As you know, offender release dates fluctuate. It could be day parole, warrant expiry, work release programs; there may be an intermittent sentence. There can be a number of different reasons why an offender, even though he's sentenced to five years, will come out before five years. Because CSC cannot notify the national sex offender registry of when John Doe is coming out of jail, we don't know when to start that 15-day clock ticking to monitor compliance.

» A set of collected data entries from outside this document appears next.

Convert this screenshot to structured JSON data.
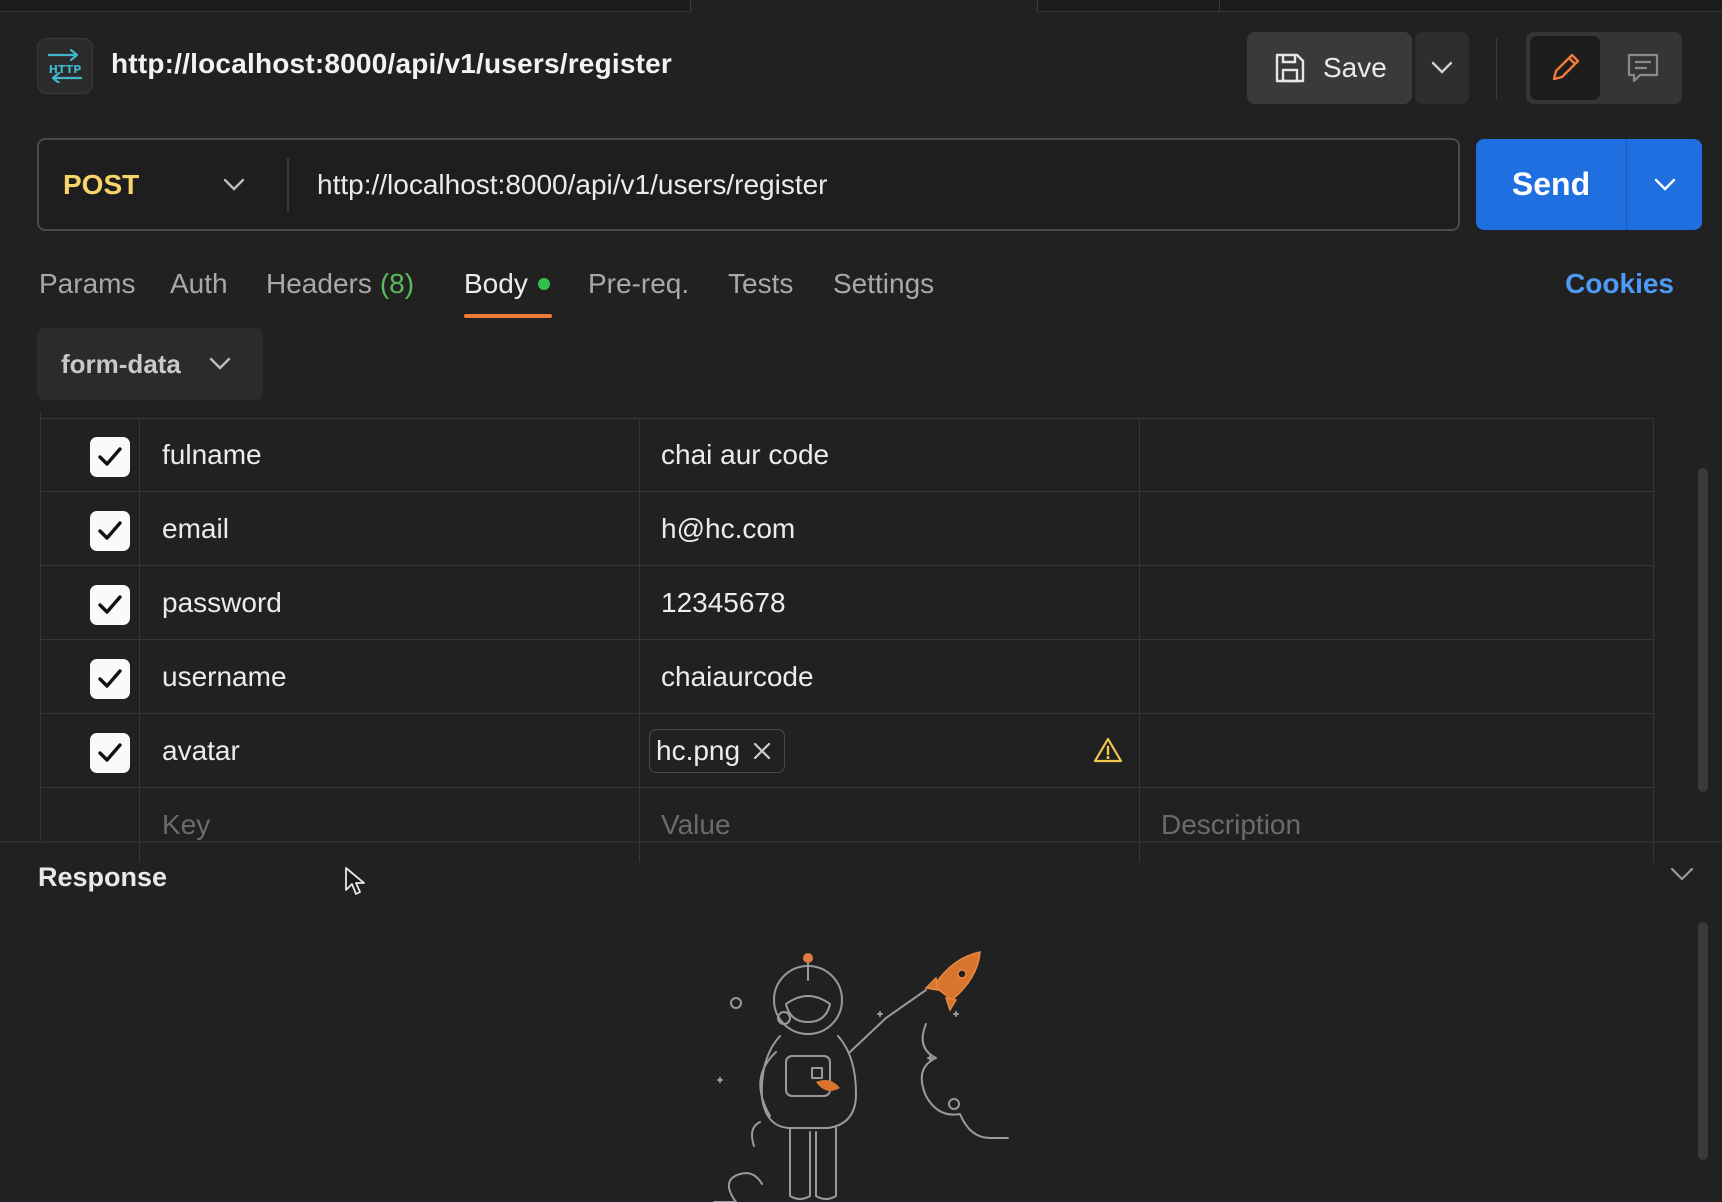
{
  "request": {
    "title": "http://localhost:8000/api/v1/users/register",
    "method": "POST",
    "url": "http://localhost:8000/api/v1/users/register"
  },
  "header": {
    "http_badge": "HTTP",
    "save_label": "Save"
  },
  "send": {
    "label": "Send"
  },
  "tabs": [
    {
      "label": "Params"
    },
    {
      "label": "Auth"
    },
    {
      "label": "Headers",
      "count": "(8)"
    },
    {
      "label": "Body",
      "active": true
    },
    {
      "label": "Pre-req."
    },
    {
      "label": "Tests"
    },
    {
      "label": "Settings"
    }
  ],
  "cookies_label": "Cookies",
  "body_type": "form-data",
  "form_rows": [
    {
      "checked": true,
      "key": "fulname",
      "value": "chai aur code",
      "description": ""
    },
    {
      "checked": true,
      "key": "email",
      "value": "h@hc.com",
      "description": ""
    },
    {
      "checked": true,
      "key": "password",
      "value": "12345678",
      "description": ""
    },
    {
      "checked": true,
      "key": "username",
      "value": "chaiaurcode",
      "description": ""
    },
    {
      "checked": true,
      "key": "avatar",
      "value": "hc.png",
      "type": "file",
      "description": ""
    }
  ],
  "form_placeholders": {
    "key": "Key",
    "value": "Value",
    "description": "Description"
  },
  "response": {
    "title": "Response"
  },
  "colors": {
    "accent_blue": "#1f6fe0",
    "method_yellow": "#f7d36b",
    "active_tab_underline": "#f07a3a",
    "cookies_link": "#4d9af7",
    "body_dot": "#2fbf4a"
  },
  "icons": [
    "http-icon",
    "save-icon",
    "chevron-down-icon",
    "pencil-icon",
    "comment-icon",
    "check-icon",
    "close-icon",
    "warning-icon",
    "astronaut-illustration"
  ]
}
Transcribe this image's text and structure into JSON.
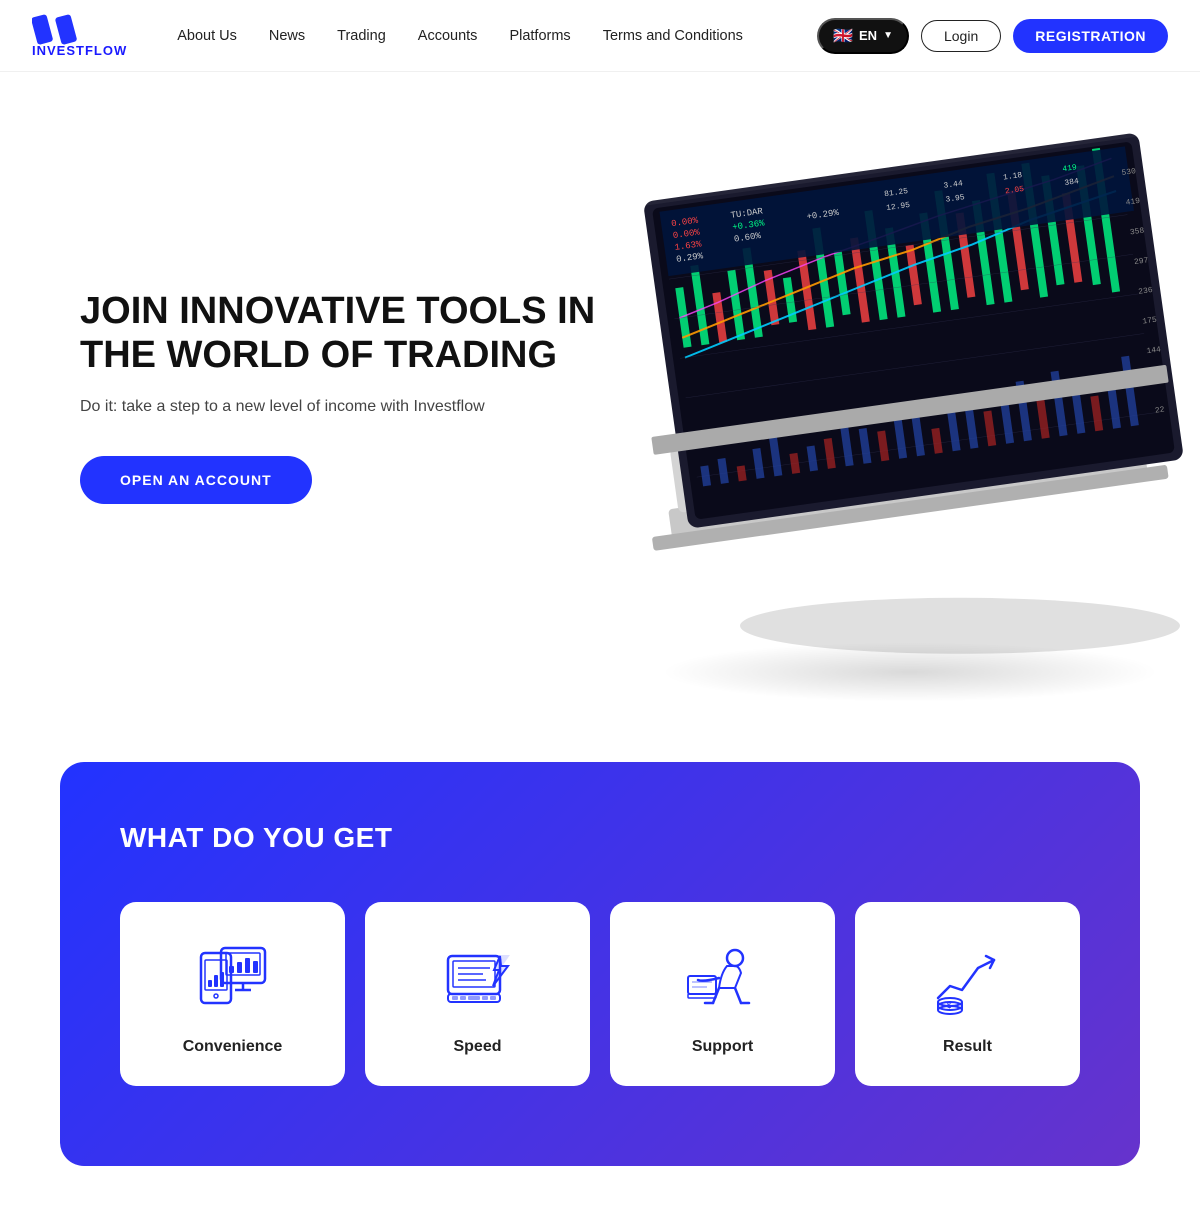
{
  "header": {
    "logo_text": "INVESTFLOW",
    "nav_items": [
      {
        "label": "About Us",
        "id": "about-us"
      },
      {
        "label": "News",
        "id": "news"
      },
      {
        "label": "Trading",
        "id": "trading"
      },
      {
        "label": "Accounts",
        "id": "accounts"
      },
      {
        "label": "Platforms",
        "id": "platforms"
      },
      {
        "label": "Terms and Conditions",
        "id": "terms"
      }
    ],
    "lang_label": "EN",
    "lang_flag": "🇬🇧",
    "login_label": "Login",
    "registration_label": "REGISTRATION"
  },
  "hero": {
    "title": "JOIN INNOVATIVE TOOLS IN THE WORLD OF TRADING",
    "subtitle": "Do it: take a step to a new level of income with Investflow",
    "cta_label": "OPEN AN ACCOUNT"
  },
  "features": {
    "section_title": "WHAT DO YOU GET",
    "cards": [
      {
        "label": "Convenience",
        "icon": "convenience"
      },
      {
        "label": "Speed",
        "icon": "speed"
      },
      {
        "label": "Support",
        "icon": "support"
      },
      {
        "label": "Result",
        "icon": "result"
      }
    ]
  }
}
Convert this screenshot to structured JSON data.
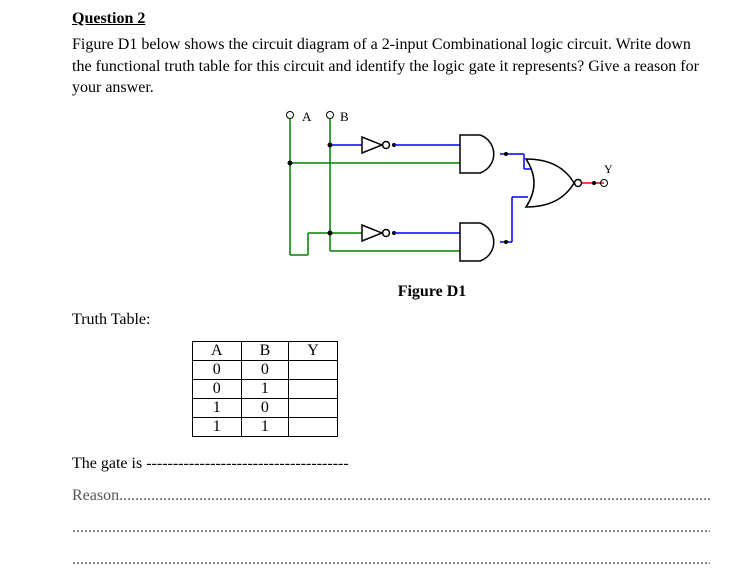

Our centres have had to devise some unsophisticated secondary systems. In this electronic world that we live in, we can't incorporate this at present into the database and be notified automatically from Correctional Service that John Doe is being released in 10 days so we can prepare for the compliance. We have to devise these other systems and try to monitor compliance. It's not very efficient. It's going to become unmanageable eventually, just because of the sheer fact that more offenders are being ordered to the registry every day. At some point, the integrity of the data is going to take a serious downfall.
That's one example.
We also can't record other administrative things. For instance, we may have offenders who are deceased, and because of the specificity of the act, we can't add a little box that says “deceased”. If an investigator calls us and is looking for a potential list of suspects or persons of interest, we may inadvertently provide him with a list that has a deceased person on it, and they'll be essentially chasing a ghost or chasing their tails. That's not what we're after, and certainly that was not the intent of the legislation.
I don't want to sound overly critical. It was better than the registry we had before nationally--which was none. It was a positive step forward. Now that we've operationalized this, we're seeing a number of these restrictions on the administrative side that we need to have fixed.
Those are just some examples. I have an a range of them that I could bring up.